Fall Anna: Ärzte widersprechen Verteidigern

BAD HONNEF/BONN · Nach mehr als sechs Monaten Verhandlung steht der Prozess gegen die Pflegeeltern der neunjährigen Anna aus Bad Honnef nun unmittelbar vor dem Abschluss. Am kommenden Donnerstag soll das Urteil verkündet werden.
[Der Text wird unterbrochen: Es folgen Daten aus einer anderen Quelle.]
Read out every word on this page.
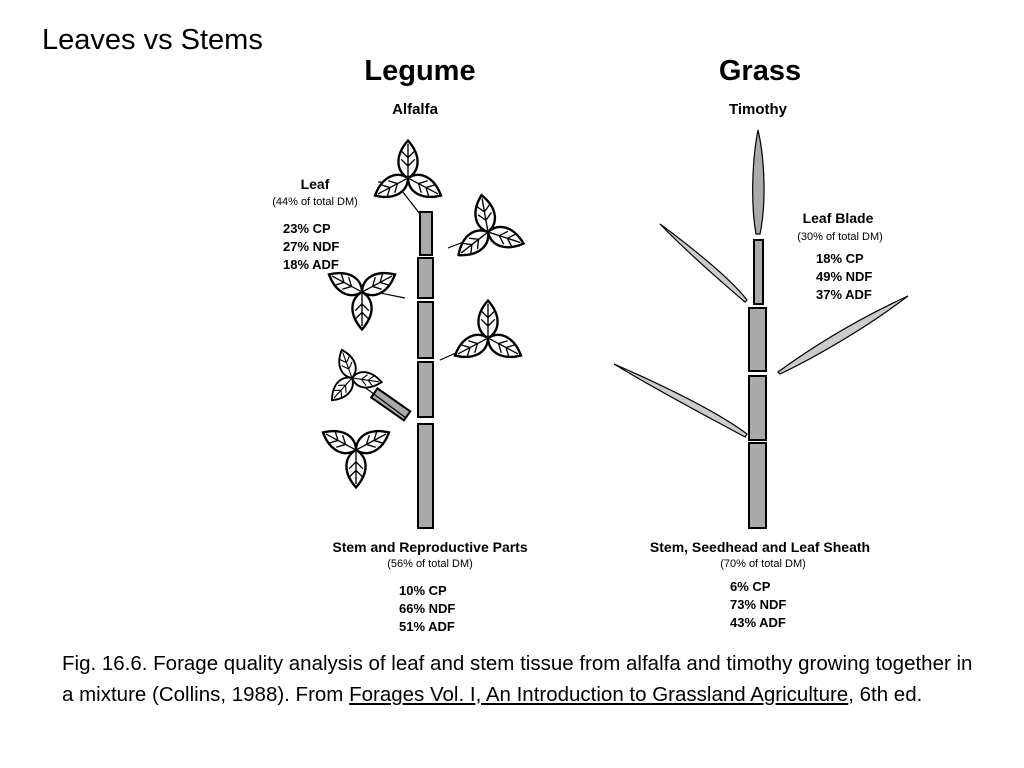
Leaves vs Stems
Legume
Alfalfa
Leaf
(44% of total DM)
23% CP
27% NDF
18% ADF
Stem and Reproductive Parts
(56% of total DM)
10% CP
66% NDF
51% ADF
Grass
Timothy
Leaf Blade
(30% of total DM)
18% CP
49% NDF
37% ADF
Stem, Seedhead and Leaf Sheath
(70% of total DM)
6% CP
73% NDF
43% ADF
Fig. 16.6. Forage quality analysis of leaf and stem tissue from alfalfa and timothy growing together in a mixture (Collins, 1988). From Forages Vol. I, An Introduction to Grassland Agriculture, 6th ed.
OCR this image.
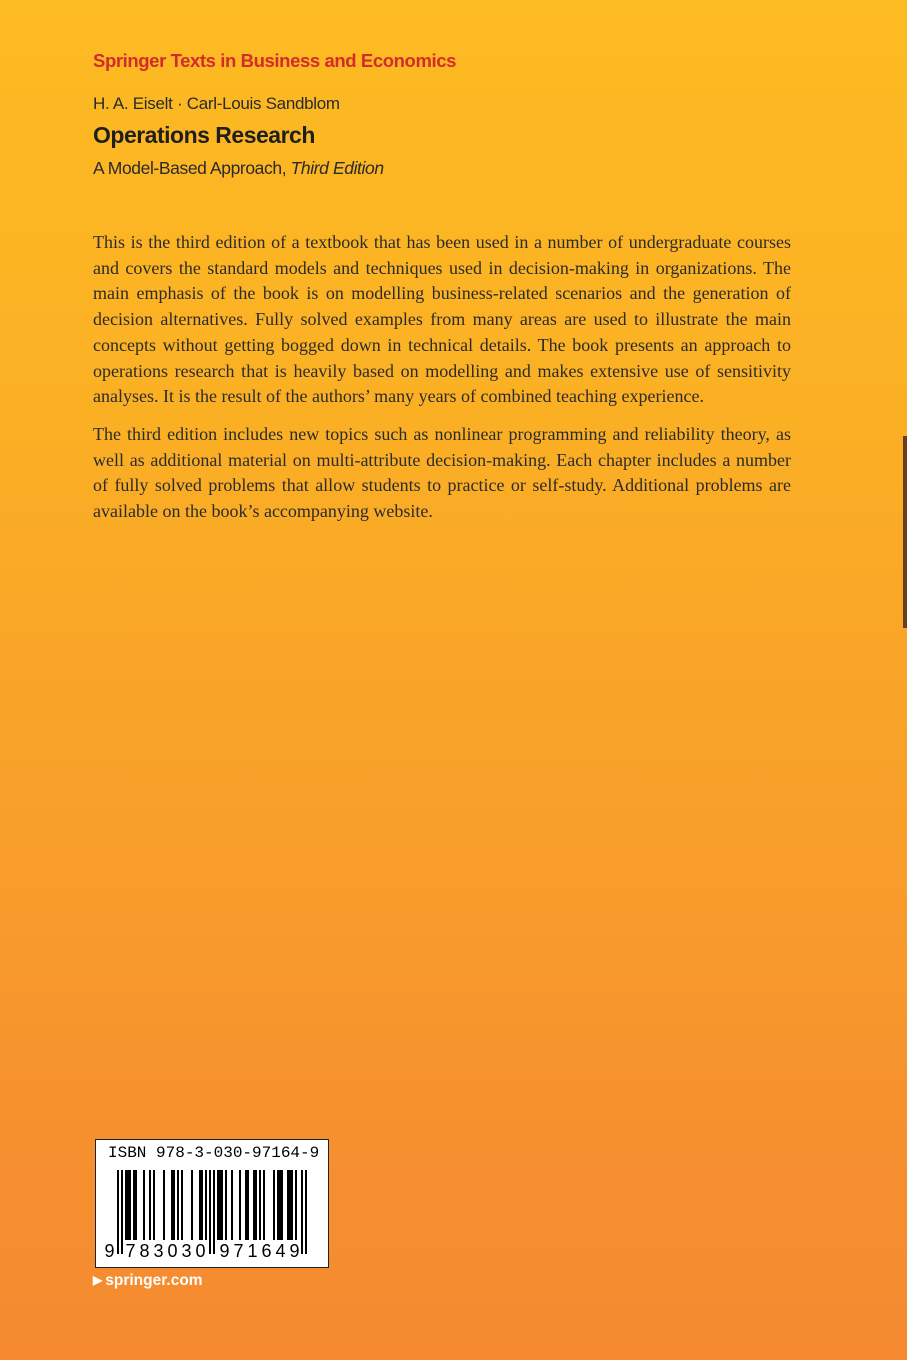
Springer Texts in Business and Economics
H. A. Eiselt · Carl-Louis Sandblom
Operations Research
A Model-Based Approach, Third Edition

This is the third edition of a textbook that has been used in a number of undergraduate courses and covers the standard models and techniques used in decision-making in organizations. The main emphasis of the book is on modelling business-related scenarios and the generation of decision alternatives. Fully solved examples from many areas are used to illustrate the main concepts without getting bogged down in technical details. The book presents an approach to operations research that is heavily based on modelling and makes extensive use of sensitivity analyses. It is the result of the authors’ many years of combined teaching experience.

The third edition includes new topics such as nonlinear programming and reliability theory, as well as additional material on multi-attribute decision-making. Each chapter includes a number of fully solved problems that allow students to practice or self-study. Additional problems are available on the book’s accompanying website.

ISBN 978-3-030-97164-9
9 7 8 3 0 3 0 9 7 1 6 4 9
▶ springer.com
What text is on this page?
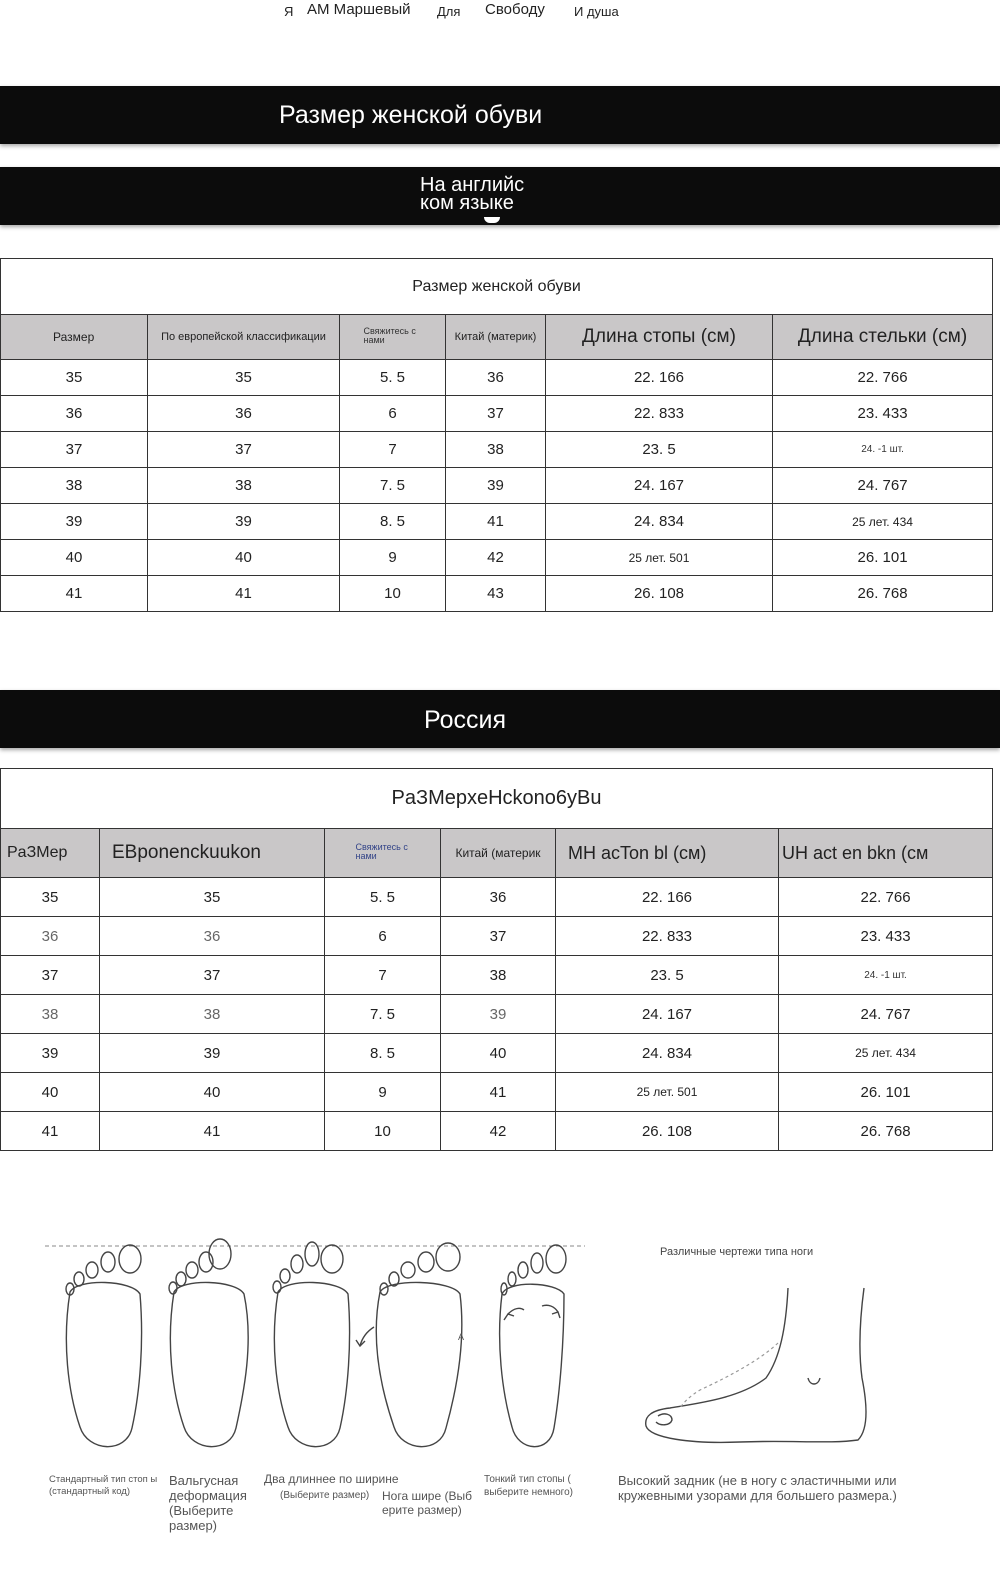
Я АМ Маршевый Для Свободу И душа
Размер женской обуви
На английс
ком языке
Размер женской обуви					
Размер	По европейской классификации	Свяжитесь с нами	Китай (материк)	Длина стопы (см)	Длина стельки (см)
35	35	5. 5	36	22. 166	22. 766
36	36	6	37	22. 833	23. 433
37	37	7	38	23. 5	24. -1 шт.
38	38	7. 5	39	24. 167	24. 767
39	39	8. 5	41	24. 834	25 лет. 434
40	40	9	42	25 лет. 501	26. 101
41	41	10	43	26. 108	26. 768
Россия
PaЗMepxeHckono6yBu					
PaЗMep	EBponenckuukon	Свяжитесь с нами	Китай (материк	MH acTon bl (см)	UH act en bkn (см
35	35	5. 5	36	22. 166	22. 766
36	36	6	37	22. 833	23. 433
37	37	7	38	23. 5	24. -1 шт.
38	38	7. 5	39	24. 167	24. 767
39	39	8. 5	40	24. 834	25 лет. 434
40	40	9	41	25 лет. 501	26. 101
41	41	10	42	26. 108	26. 768
A
Различные чертежи типа ноги
Стандартный тип стоп ы (стандартный код)
Вальгусная деформация (Выберите размер)
Два длиннее по ширине
(Выберите размер) Нога шире (Выб ерите размер)
Тонкий тип стопы ( выберите немного)
Высокий задник (не в ногу с эластичными или кружевными узорами для большего размера.)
Zuvor waren die Richter noch einem so genannten Hilfsbeweisantrag der Verteidigung der 52 Jahre alten Pflegemutter nachgegangen. In seinem Plädoyer in der vergangenen Woche hatte einer der Anwälte unter anderem behauptet, dass seine Mandantin aufgrund eines angeblichen Bauchdeckendurchbruchs drei Monate vor der Tat am 22. Juli 2010 körperlich gar nicht in der Lage war, das Mädchen in der Badewanne zu ertränken.

Doch die daraufhin vom Gericht in den Zeugenstand gerufenen Mediziner konnten dies gestern nicht bestätigen. Gehört wurden die Hausärztin der Angeklagten, ein leitender Oberarzt der Landesklinik - der auch das psychiatrische Gutachten über die 52-Jährige erstellt hatte - sowie zwei Anstaltsärzte aus der Kölner Justizvollzugsanstalt.

Keiner der Ärzte konnte sich an besondere aktuelle Beschwerden bei der Angeklagten im Bauchbereich kurz vor der Tat, bei der Einlieferung einen Tag nach Annas Tod in die Landesklinik oder bei Beginn der Untersuchungshaft erinnern. Die Pflegemutter habe stets nur von einer Gallenblasenoperation und einer Folgeoperation - beides im Jahr 2008 - berichtet.

Anhand dieser Angaben kam der rechtsmedizinische Gutachter zu dem Schluss, dass eine solche Bewegungseinschränkung nicht vorgelegen habe. Da die Verteidigung der Angeklagten behauptete, dass der Gefängnisarzt, der die Erstuntersuchung vorgenommen habe, sehr wohl entsprechende Beschwerden festgestellt, diese aber nicht dokumentiert habe, wurde der Arzt kurzerhand von der Schwurgerichtskammer nach Bonn gebeten. Doch auch er konnte sich nicht an entsprechende Beschwerden erinnern.

Daraufhin kam es zur Wiederholung der Plädoyers. Vom Staatsanwalt und der Nebenklägerin - der Anwältin von Annas leiblicher Mutter - wurde eine Verurteilung der 52-Jährigen wegen Mordes zu einer lebenslangen Freiheitsstrafe gefordert. Zudem soll bei der Angeklagten die besondere Schwere der Schuld festgestellt werden.

Der Verteidiger des Pflegevaters forderte für seinen Mandanten wie gehabt eine Haftstrafe von fünfeinhalb Jahren. Der Angestellte in einem Bundesministerium soll an der Fesselung Annas und ihrer Beförderung in die Badewanne beteiligt gewesen sein. Unter Wasser gedrückt habe die Neunjährige allerdings die Pflegemutter. Deren Anwälte beschuldigten hingegen den Pflegevater, der wahre Täter zu sein.

Ihre Mandantin sei lediglich wegen gefährlicher Körperverletzung, Freiheitsberaubung und Misshandlung einer Schutzbefohlenen zu einer milden Strafe zu verurteilen. In seinem letzten Wort entschuldigte sich der Pflegevater dafür, "dass das mit Anna überhaupt passiert ist". Seine Ehefrau sagte lediglich: "Ich habe nichts zu sagen, ich schließe mich meinen Anwälten an."